The effort for a Consumer Electronics Bus standard was initiated during a Washington, DC, hotel room meeting, sponsored by Electronics Industries Alliance and attended by 12 members representing 12 different companies in April of 1984. Similar to that of X-10, the original goal of CEBus was to develop an infrared remote control standard. Not surprisingly, some parts of the CEBus standards are used for residential and industrial control applications. During 1986, GE's Homenet was selected as the foundation of CEBus protocol. During 1988, an early version of the CEBus Power Line physical layer was proposed using the 1-Kbps Amplitude Shift Keying (ASK) technique. Some techniques for transmission over other media, such as Twisted Pair (TP) and Coaxial Cable (CX), were also proposed thereafter. The current version of the CEBus PL physical layer is based on Intellon's spread spectrum technique proposed during 1991. A control application language was adapted during 1998. CEBus standards were developed to interconnect consumer electronic devices within a home and to link these devices to services provided by external resources at a very economical cost. Details of CEBus standards are described in EIA-600 documents [1–3].

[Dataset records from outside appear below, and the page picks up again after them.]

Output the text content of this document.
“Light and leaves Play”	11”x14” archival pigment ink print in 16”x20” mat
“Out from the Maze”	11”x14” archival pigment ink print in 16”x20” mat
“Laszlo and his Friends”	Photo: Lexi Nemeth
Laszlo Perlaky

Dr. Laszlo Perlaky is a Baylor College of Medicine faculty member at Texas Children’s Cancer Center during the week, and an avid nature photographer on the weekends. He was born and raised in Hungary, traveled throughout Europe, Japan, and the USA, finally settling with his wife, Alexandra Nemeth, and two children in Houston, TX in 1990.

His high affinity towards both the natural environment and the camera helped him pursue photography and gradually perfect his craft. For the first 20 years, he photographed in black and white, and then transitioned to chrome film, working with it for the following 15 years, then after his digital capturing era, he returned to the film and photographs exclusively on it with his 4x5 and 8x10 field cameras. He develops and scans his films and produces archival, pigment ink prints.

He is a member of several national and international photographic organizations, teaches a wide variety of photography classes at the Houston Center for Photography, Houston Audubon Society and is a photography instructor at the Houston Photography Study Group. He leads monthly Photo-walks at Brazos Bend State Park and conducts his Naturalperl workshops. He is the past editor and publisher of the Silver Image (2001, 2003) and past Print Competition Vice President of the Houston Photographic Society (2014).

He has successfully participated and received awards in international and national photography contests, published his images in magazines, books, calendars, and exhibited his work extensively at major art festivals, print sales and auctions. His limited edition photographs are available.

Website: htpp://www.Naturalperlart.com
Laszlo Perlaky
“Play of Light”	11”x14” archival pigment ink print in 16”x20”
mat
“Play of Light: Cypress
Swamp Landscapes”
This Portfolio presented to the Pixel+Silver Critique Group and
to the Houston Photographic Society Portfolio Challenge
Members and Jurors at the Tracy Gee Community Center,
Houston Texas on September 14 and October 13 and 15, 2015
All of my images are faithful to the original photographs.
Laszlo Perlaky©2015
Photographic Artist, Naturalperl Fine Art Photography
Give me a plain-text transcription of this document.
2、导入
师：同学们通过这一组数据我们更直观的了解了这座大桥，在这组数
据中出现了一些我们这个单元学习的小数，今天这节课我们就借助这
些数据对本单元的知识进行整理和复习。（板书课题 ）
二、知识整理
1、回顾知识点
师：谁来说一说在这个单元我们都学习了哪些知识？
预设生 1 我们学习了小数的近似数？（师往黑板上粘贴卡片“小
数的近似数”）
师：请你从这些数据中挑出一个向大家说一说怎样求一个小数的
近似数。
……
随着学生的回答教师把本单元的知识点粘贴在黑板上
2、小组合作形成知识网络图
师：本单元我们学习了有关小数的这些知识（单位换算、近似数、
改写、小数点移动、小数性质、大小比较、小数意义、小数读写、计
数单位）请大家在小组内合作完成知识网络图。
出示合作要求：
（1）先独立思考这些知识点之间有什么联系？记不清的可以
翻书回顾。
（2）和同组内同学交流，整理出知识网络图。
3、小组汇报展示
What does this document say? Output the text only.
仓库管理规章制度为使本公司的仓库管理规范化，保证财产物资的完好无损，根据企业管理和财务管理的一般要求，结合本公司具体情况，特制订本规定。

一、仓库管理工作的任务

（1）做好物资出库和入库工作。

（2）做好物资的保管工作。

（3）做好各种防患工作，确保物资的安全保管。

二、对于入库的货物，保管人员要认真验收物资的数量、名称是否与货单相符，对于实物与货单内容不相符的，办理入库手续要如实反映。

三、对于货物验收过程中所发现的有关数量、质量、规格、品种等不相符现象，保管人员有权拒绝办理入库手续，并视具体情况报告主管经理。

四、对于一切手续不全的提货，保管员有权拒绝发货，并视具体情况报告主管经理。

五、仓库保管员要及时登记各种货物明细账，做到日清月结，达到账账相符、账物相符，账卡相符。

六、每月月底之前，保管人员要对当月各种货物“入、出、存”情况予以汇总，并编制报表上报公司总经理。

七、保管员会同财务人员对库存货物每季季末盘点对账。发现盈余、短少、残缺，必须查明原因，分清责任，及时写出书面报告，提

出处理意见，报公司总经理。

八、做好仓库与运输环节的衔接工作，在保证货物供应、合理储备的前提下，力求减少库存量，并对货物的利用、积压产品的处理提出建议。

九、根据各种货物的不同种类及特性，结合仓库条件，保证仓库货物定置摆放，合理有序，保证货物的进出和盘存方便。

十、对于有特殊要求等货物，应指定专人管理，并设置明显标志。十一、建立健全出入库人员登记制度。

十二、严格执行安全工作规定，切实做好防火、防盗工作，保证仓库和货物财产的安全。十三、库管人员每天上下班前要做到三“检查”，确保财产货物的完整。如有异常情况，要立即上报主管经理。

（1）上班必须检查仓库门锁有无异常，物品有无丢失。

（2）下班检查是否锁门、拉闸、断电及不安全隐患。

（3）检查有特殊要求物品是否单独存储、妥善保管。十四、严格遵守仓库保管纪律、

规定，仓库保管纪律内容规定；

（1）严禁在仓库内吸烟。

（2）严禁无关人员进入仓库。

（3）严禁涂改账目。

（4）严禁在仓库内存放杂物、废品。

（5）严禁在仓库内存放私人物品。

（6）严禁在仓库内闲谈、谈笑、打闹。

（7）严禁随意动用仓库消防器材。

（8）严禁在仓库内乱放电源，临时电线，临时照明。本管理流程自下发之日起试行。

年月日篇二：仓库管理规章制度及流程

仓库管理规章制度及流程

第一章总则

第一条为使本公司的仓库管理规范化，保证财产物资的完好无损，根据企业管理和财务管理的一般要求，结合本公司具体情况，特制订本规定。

Two components of these CEBus standards have achieved some limited success in real-world applications. The first is the CEBus PL physical layer and the second is the CAL. The CEBus PL physical layer can transmit data packets at about 10 Kbps using a special type of spread spectrum technique. Each CEBus PL packet contains sender and receiver addresses. The CEBus protocol uses a peer-to-peer communications model so that any node on the network has access to the media at any time. To avoid data collisions, it uses a Carrier Sense Multiple Access/Collision Detection and Resolution (CSMA/CDCR) protocol. CAL allows devices to communicate commands and status requests between each other using a common command syntax and vocabulary. CAL defines various electronic device functional subunits as contexts. For example, the audio control of a TV, a stereo, a CD player, or a VCR is a CAL context. Each context is further broken down into objects, which represent various control functions of the context (e.g., volume, bass, treble, or mute functions). Finally, objects are defined by a set of instance variables that specify the operation of the function of the object, such as the default or current setting of the volume object.